Spot the VP (Photo credit: jbelluch)

Spot the VP (Photo credit: jbelluch)

Faced with stagnant revenues and large fixed salaries, investment banks appear to be clearing out senior staff and making way for vice presidents (VPs) to take on more responsibility. Except VPs aren’t getting paid more for their efforts.

“In previous cycles, the feeling had always been that banks had taken out a lot of junior people and that the senior staff had stayed,” says James Chappell, an analyst at Berenberg in London. “But now that salaries have risen, banks are under more pressure to clear out expensive senior staff and let the talented juniors and mid-ranking people come through,” he adds.

Morgan Stanley, for instance appointed fewer managing directors in its announcement yesterday. The Wall Street Journal said the bank appointed just 144 new managing directors for 2013. In a normal year, it appoints 250.

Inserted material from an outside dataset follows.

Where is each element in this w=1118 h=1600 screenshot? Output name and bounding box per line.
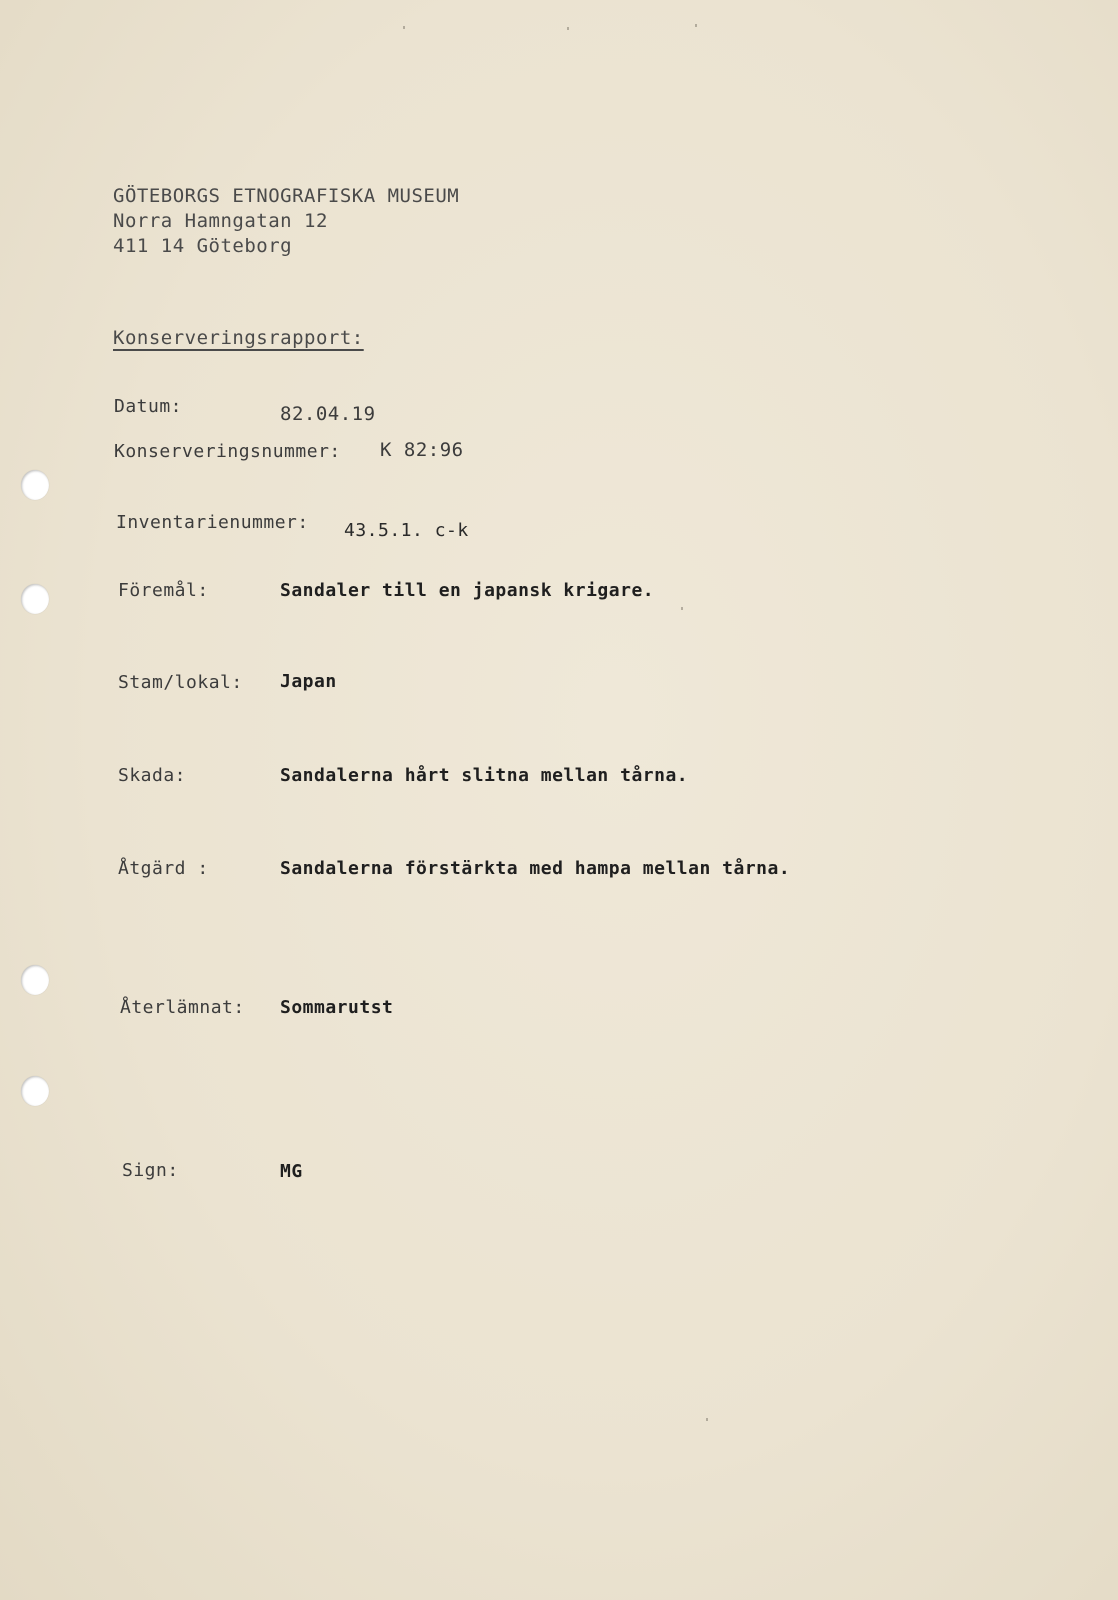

Brad Hintz, an analyst at Bernstein Research told Reuters that Wall Street banks are in the process of “generational change”, otherwise known as, “you promote the young guys and you don’t pay them.”

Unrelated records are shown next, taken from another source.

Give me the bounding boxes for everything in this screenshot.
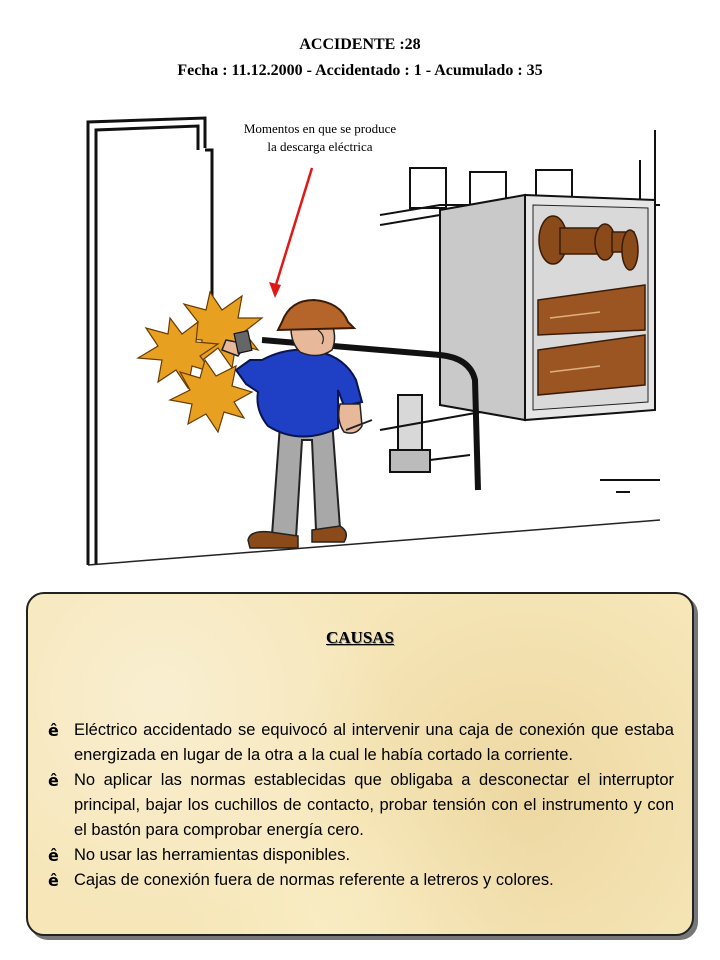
cause-text: Eléctrico accidentado se equivocó al intervenir una caja de conexión que estaba energizada en lugar de la otra a la cual le había cortado la corriente. [74,721,674,764]
causes-list [48,718,674,893]
electric-sparks [138,292,262,432]
cause-text: Cajas de conexión fuera de normas referente a letreros y colores. [74,871,554,889]
arrow-down-bullet-icon: ê [48,721,59,740]
cause-item [48,843,674,868]
accident-summary-line: Fecha : 11.12.2000 - Accidentado : 1 - Acumulado : 35 [177,62,543,79]
hard-hat [278,300,354,330]
causes-panel [26,592,694,936]
floor-line [88,520,660,565]
cause-item [48,768,674,843]
worker-pants [272,420,340,538]
callout-line-1: Momentos en que se produce [243,121,397,136]
causes-heading: CAUSAS [325,628,395,647]
cause-item [48,868,674,893]
cause-text: No aplicar las normas establecidas que obligaba a desconectar el interruptor principal, bajar los cuchillos de contacto, probar tensión con el instrumento y con el bastón para comprobar energía cero. [74,771,674,839]
arrow-down-bullet-icon: ê [48,771,59,790]
cause-item [48,718,674,768]
cause-text: No usar las herramientas disponibles. [74,846,351,864]
worker-figure [222,300,372,548]
callout-arrow [269,168,312,298]
accident-title: ACCIDENTE :28 [299,36,421,53]
arrow-down-bullet-icon: ê [48,871,59,890]
arrow-down-bullet-icon: ê [48,846,59,865]
callout-line-2: la descarga eléctrica [267,139,373,154]
spark-callout [212,120,428,156]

Headhunters in London say this strategy is being employed particularly in the equities businesses, which announced aggressive layoffs last year. “The model is changing,” says Zaki Ahmed, director at Financial Search Limited, which focuses on front office banking positions. “Banks are giving VPs more exposure because they’re cheaper. At the big banks, managing directors are now on base salaries of £300k, so it makes sense,” he adds.- “The VPs are getting more responsibility, they’re just not getting any more money.”

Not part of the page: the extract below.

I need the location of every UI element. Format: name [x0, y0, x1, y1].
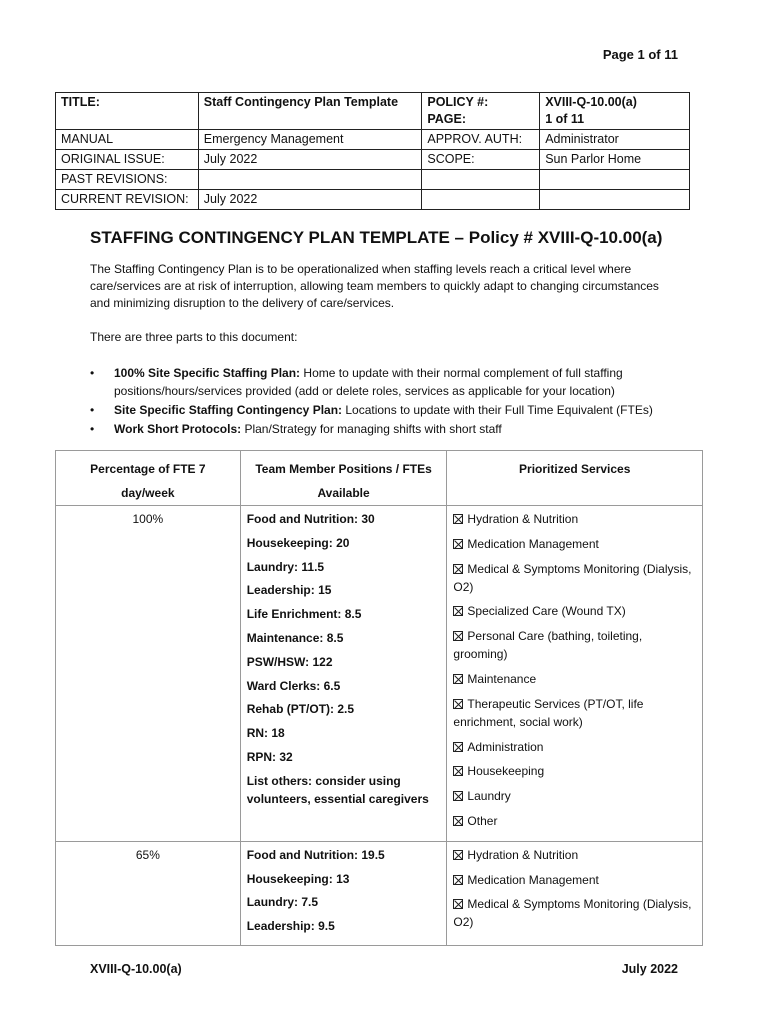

J.P. Morgan is among the banks said to be pursuing the promote-juniors policy. Headhunters point to the rise of associates such as Ashik Mussadi, who joined the bank in India and has risen through the ranks as a life insurance analyst in London, or to Delphine Lee, a VP-level European banking analyst who’s risen to prominence following the departure of Carla Antunes da Silva and other highly ranked members of J.P. Morgan’s banks team to Credit Suisse in 2011.  J.P. Morgan didn’t respond to a request for comment.

“A lot of banks are looking at the market and deciding that as long as there’s a decent senior banker on a team, it makes sense to let associates and VPs take more responsibility,” says Oliver Rolfe, managing director of search firm the Spartan Partnership. “If senior people leave, they will usually try and replace them with pretty decent juniors & VPs in the existing team,” he says.

This can turn off clients. The Financial Times recently reported that clients have begun including “key man” clauses in contracts for M&A deals, ensuring that their chosen senior adviser doesn’t disappear before the deal has been fully executed.

Chappell says letting go of senior staff and relying on mid-rankers and juniors is a risk, but can make sense. “The problem is that you lose experience and relationships, but some banks may take the view that it will be a while before things pick up and that more junior staff will have time to build relationships in the interim.”